Even ethical researchers feel that companies like iDefense and TippingPoint 
do not adequately compensate for the time and effort needed to discover 
flaws in complex, relatively secure software.

And some hackers have little ethical compunction about who buys their 
research, or what they use it for. In a phone interview last week arranged 
by an intermediary in the security field, a hacker calling himself 
"Segfault," who said he was a college-age student in New York City, led a 
reporter on an online tour of a public Web site, ryan1918.com, where one 
forum is provocatively titled "Buy-Sell-Trade-0day."

Segfault, who said he did not want to reveal his name because he engages in 
potentially illegal activity, said the black market for zero-days "just 
exploded" last year after the damaging Windows Metafile attack.

He claims he earned $20,000 last year from selling his own code ? mostly on 
private chat channels, not public forums like Ryan1918 ? making enough to 
pay his tuition.

Although he conceded that Microsoft had made significant strides with 
Vista's security, he said underground hacker circles now had a powerful 
financial incentive to find its weak links.

"Vista is going to get destroyed," he said.

That may be an exaggeration.

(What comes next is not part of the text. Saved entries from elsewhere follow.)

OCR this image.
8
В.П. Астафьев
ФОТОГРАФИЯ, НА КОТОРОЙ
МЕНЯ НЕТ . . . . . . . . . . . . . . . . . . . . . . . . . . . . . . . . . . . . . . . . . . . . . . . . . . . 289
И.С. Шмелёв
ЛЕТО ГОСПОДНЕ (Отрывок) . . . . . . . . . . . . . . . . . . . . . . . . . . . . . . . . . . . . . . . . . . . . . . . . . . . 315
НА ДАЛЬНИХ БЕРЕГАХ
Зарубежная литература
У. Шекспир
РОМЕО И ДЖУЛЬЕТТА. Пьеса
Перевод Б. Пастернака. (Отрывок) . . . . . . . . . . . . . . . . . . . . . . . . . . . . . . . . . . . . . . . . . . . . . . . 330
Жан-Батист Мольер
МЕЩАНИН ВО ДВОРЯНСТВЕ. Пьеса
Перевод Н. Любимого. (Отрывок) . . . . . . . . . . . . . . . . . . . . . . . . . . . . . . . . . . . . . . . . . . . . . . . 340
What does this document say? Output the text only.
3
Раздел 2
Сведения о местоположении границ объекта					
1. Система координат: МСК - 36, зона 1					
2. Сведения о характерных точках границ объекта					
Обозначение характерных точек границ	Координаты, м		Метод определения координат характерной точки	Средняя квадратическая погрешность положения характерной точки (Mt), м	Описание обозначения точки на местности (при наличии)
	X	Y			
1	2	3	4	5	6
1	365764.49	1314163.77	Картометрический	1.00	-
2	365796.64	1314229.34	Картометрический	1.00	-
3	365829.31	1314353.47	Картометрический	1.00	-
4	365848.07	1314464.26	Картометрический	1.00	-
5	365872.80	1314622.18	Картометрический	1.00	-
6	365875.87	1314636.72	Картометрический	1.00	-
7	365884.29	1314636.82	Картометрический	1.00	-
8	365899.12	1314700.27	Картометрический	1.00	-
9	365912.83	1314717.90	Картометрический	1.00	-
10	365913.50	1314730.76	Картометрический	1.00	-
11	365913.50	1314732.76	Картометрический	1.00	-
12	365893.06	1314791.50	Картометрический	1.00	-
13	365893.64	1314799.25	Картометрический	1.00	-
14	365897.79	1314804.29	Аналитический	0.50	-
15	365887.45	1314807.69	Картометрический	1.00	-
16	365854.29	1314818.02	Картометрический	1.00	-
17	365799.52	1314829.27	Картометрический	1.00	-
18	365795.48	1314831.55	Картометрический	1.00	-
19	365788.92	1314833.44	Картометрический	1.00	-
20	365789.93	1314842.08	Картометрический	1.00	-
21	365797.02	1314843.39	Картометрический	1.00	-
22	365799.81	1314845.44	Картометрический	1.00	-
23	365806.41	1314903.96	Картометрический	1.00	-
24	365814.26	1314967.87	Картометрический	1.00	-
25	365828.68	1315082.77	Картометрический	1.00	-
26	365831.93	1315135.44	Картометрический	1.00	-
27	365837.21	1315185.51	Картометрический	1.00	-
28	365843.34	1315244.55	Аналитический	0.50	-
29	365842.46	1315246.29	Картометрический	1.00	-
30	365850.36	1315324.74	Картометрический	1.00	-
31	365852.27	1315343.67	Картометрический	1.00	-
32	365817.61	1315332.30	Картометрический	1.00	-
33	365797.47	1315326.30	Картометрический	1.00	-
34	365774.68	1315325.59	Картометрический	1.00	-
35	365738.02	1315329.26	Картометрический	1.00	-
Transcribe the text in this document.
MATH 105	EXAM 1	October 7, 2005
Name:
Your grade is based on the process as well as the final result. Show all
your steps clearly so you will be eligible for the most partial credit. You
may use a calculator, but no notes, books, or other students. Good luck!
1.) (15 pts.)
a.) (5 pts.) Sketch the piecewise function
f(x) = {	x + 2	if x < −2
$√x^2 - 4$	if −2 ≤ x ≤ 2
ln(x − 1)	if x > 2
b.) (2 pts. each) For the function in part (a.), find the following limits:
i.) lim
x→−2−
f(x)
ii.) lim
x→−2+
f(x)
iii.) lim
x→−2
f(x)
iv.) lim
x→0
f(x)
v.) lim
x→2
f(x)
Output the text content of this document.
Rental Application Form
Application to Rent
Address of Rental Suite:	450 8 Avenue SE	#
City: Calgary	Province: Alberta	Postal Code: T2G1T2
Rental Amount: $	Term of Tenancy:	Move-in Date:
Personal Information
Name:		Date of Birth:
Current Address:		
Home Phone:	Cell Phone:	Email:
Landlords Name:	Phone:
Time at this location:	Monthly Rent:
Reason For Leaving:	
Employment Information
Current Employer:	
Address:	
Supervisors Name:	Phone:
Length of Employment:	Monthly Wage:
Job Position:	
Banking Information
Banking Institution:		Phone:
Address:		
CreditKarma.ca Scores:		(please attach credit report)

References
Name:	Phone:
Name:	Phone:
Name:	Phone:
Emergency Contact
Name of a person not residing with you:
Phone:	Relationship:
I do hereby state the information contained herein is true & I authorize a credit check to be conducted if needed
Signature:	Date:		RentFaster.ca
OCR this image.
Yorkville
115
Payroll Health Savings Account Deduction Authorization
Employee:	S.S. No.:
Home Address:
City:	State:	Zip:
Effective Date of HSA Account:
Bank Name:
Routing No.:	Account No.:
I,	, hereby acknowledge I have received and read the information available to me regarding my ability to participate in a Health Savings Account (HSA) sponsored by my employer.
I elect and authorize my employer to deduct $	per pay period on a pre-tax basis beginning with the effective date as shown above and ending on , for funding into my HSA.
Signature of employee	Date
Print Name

Microsoft has taken precautions such as 
preventing unauthorized programs from running at the most central part of 
the system, called the kernel, and creating an extra level of protection 
between the operating system and the browser.

Microsoft appears to wish the open market for flaws in their products would 
simply disappear. "Our practice is to explicitly acknowledge and thank 
researchers when they find an issue in our software," said Mike Reavey, 
operations manager of the company's security response center. "While that's 
not a monetary reward, we think there is value in it."

But independent security analysts say those days are over. Raimund Genes, 
the Trend Micro researcher who found the Vista bug for sale on a Romanian 
Web site, said, "The driving force behind all this now is cash."